Come si è evoluta la
tua storia musicale, dagli inizi sino a “the Fabius Project”?
Dopo la
Mensa Comunale, ho cominciato a scrivere canzoni di vario genere, dal leggero
alla dance, al prog, al blues e quant’altro, perché mi è sempre piaciuto
esplorare tutta la musica e non un filone soltanto. Nel frattempo ho cominciato
anche la professione del musicista, suonando dal liscio al pianobar e con cover
band con le quali ho suonato qualunque genere, dal commerciale all’ heavy metal,
sino ai tributi, accumulando più di 2000 concerti nel corso
degli anni, e facendo grande esperienza anche a livello tecnico, perché oltre a
suonare facevo molto spesso anche la parte del fonico e arrangiatore. Nel 2009
ho deciso di dedicare tutte le mie energie e conoscenze alle mie composizioni
che tuttavia nel corso degli anni erano sempre andate avanti, e che alla fine
hanno trovato naturale sbocco nel Fabius
Project.
Quali sono le linee
guida di questo tuo nuovo progetto?
In questo
progetto confluiscono naturalmente tutte le mie esperienze passate, ma
soprattutto cerco di mettere tutto il mio bagaglio di conoscenza al servizio
delle emozioni, perché la mia visione della musica, che in tutti questi anni
non è mai cambiata, è soprattutto emozione.
Ho trovato nel tuo sito
stralci di pensieri di Aristotele che non conoscevo, ma che ho trovato
estremamente attuali. Di fatto, concetti di 2500 anni fa possono essere usati
per parlare della fase musicale che stiamo vivendo. Tutto ciò è per te triste o
rassicurante?
Credo che
la musica farà sempre parte della vita delle persone, allora come oggi.

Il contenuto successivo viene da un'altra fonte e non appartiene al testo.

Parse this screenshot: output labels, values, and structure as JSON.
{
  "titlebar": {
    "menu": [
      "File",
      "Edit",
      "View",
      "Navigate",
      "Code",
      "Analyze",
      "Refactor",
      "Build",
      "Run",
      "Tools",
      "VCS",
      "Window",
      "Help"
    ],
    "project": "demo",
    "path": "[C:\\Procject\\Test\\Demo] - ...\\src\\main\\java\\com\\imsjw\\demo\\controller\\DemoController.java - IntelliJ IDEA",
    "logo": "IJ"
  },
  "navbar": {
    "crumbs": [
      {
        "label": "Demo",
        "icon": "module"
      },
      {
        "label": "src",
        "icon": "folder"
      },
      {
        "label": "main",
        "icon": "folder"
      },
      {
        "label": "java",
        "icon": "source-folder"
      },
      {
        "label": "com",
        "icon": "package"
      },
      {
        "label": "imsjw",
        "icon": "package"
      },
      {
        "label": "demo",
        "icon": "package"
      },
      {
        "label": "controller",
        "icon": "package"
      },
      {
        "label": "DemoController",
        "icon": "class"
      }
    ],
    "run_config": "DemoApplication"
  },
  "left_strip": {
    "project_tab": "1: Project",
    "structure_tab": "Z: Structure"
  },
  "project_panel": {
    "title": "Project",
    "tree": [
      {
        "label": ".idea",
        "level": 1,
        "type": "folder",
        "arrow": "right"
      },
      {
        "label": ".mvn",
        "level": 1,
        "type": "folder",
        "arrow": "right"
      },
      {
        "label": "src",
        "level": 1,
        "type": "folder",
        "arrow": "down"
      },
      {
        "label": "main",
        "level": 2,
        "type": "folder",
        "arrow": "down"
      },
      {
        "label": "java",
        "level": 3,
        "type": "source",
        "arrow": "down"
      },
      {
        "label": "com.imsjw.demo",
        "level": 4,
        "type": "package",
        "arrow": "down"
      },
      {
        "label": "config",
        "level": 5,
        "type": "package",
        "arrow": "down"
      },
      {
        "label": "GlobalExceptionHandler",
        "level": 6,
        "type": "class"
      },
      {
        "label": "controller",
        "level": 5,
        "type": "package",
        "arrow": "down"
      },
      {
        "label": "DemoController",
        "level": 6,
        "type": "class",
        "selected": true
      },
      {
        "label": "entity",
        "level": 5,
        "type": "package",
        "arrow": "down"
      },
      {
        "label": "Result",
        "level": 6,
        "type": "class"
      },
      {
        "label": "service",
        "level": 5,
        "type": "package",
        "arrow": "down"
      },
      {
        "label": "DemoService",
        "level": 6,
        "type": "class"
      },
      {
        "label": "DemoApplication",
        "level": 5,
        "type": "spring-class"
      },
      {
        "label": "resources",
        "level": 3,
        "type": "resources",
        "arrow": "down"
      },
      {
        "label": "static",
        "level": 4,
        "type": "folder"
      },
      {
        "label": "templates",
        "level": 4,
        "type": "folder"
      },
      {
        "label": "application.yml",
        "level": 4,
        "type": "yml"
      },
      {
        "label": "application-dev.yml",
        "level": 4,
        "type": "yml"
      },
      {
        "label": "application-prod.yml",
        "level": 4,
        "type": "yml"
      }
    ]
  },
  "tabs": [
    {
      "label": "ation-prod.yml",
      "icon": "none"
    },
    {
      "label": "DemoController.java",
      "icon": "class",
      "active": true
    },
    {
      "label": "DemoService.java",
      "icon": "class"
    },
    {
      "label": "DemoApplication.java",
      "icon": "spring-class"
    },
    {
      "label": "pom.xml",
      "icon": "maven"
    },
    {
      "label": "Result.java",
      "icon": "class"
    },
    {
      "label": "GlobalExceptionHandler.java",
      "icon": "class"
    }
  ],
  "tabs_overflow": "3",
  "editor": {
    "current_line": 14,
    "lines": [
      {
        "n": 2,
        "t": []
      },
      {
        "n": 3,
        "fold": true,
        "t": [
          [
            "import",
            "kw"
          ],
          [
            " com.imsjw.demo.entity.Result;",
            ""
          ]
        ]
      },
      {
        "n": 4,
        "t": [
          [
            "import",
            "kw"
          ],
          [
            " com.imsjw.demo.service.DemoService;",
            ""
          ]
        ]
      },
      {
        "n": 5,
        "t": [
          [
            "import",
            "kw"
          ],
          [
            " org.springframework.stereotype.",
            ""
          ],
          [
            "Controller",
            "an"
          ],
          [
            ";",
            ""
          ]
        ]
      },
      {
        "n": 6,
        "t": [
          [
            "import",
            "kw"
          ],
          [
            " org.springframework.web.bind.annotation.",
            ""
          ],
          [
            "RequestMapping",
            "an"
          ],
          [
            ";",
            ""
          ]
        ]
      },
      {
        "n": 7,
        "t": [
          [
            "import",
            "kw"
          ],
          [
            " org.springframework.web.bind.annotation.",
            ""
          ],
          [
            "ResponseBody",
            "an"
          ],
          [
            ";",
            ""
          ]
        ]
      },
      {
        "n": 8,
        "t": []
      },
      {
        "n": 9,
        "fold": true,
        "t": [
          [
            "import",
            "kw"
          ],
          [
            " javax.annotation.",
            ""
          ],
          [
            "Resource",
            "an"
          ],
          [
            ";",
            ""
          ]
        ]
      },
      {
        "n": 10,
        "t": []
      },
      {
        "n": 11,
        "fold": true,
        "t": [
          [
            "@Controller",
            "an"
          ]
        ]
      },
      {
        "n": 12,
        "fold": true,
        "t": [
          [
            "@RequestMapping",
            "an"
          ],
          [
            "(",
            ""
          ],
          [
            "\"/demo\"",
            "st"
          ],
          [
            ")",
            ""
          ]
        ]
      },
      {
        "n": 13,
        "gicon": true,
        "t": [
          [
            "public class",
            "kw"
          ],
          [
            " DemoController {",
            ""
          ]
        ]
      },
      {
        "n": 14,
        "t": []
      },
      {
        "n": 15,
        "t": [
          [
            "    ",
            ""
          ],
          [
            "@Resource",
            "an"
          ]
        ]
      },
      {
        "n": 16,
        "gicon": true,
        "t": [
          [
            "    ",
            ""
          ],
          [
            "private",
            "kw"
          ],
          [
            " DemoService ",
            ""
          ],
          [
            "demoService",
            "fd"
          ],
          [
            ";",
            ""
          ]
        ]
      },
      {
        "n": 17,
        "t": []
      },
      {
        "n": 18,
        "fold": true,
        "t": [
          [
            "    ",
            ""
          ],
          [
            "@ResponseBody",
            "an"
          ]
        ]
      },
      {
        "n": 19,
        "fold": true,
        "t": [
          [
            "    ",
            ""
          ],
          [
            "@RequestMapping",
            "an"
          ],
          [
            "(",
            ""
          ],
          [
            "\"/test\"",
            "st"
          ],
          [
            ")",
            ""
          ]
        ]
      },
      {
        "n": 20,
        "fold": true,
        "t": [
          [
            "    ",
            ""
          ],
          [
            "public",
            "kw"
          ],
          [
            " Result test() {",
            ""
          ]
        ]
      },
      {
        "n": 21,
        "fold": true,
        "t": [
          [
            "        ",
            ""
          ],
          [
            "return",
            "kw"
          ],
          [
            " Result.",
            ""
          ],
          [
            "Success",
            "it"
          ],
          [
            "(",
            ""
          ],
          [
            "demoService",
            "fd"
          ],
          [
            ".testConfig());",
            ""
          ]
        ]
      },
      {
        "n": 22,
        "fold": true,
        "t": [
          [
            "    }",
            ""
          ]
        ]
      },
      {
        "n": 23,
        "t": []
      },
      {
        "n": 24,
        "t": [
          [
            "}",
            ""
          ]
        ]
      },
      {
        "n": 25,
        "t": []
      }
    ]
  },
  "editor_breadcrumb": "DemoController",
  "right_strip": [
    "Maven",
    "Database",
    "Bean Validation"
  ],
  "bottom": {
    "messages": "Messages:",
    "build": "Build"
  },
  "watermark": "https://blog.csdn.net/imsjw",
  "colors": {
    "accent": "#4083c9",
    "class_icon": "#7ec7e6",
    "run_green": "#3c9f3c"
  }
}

Sicuramente da qualche anno è più “consumata” che vissuta come fatto interiore,
ma credo che questo rispecchi perfettamente il periodo storico che stiamo
vivendo. Prendo atto di ciò più che essere triste o rassicurante, e cerco nel
mio piccolo di fare musica che sia più adatta alla riflessione che ad altro uso,
a vantaggio di coloro che vogliono ancora viverla in questo modo.
La musica che tu
proponi è strumentale. Le emozioni ed i messaggi si possono trasferire, in modo
efficace, con o senza liriche. Qual è, in generale, il tuo rapporto con i testi?
Ho sempre
scritto musica con testo, ma in questo progetto ho voluto dare più spazio alle
sensazioni libere, non vincolate a nessun tipo di condizionamento che il testo
può dare. Questo è anche il motivo per il quale, anche nei miei video, c’ è
sempre e solo un immagine fissa e non un mini film, per lasciare a chiunque la
possibilità di fare il “suo” viaggio e non il mio. In futuro non escludo la
possibilità di inserire dei testi nei miei pezzi, alla condizione che siano
testi con qualcosa da dire altrimenti meglio un dignitoso silenzio.
Mi puoi fare una tua
fotografia relativa allo stato attuale della musica, dai possibili talenti al businnes che li
gestisce?
È sotto
gli occhi di tutti che oggi la musica è più un fenomeno usa e getta, dove più
che il talento si cerca di offrire qualcosa da poter essere consumato nell’ arco
di una stagione o due, finito il giro avanti un altro. È naturalmente un
discorso di business, costa molto meno che allevare talenti veri che magari
hanno bisogno di due o tre album per tirare fuori quello che hanno dentro.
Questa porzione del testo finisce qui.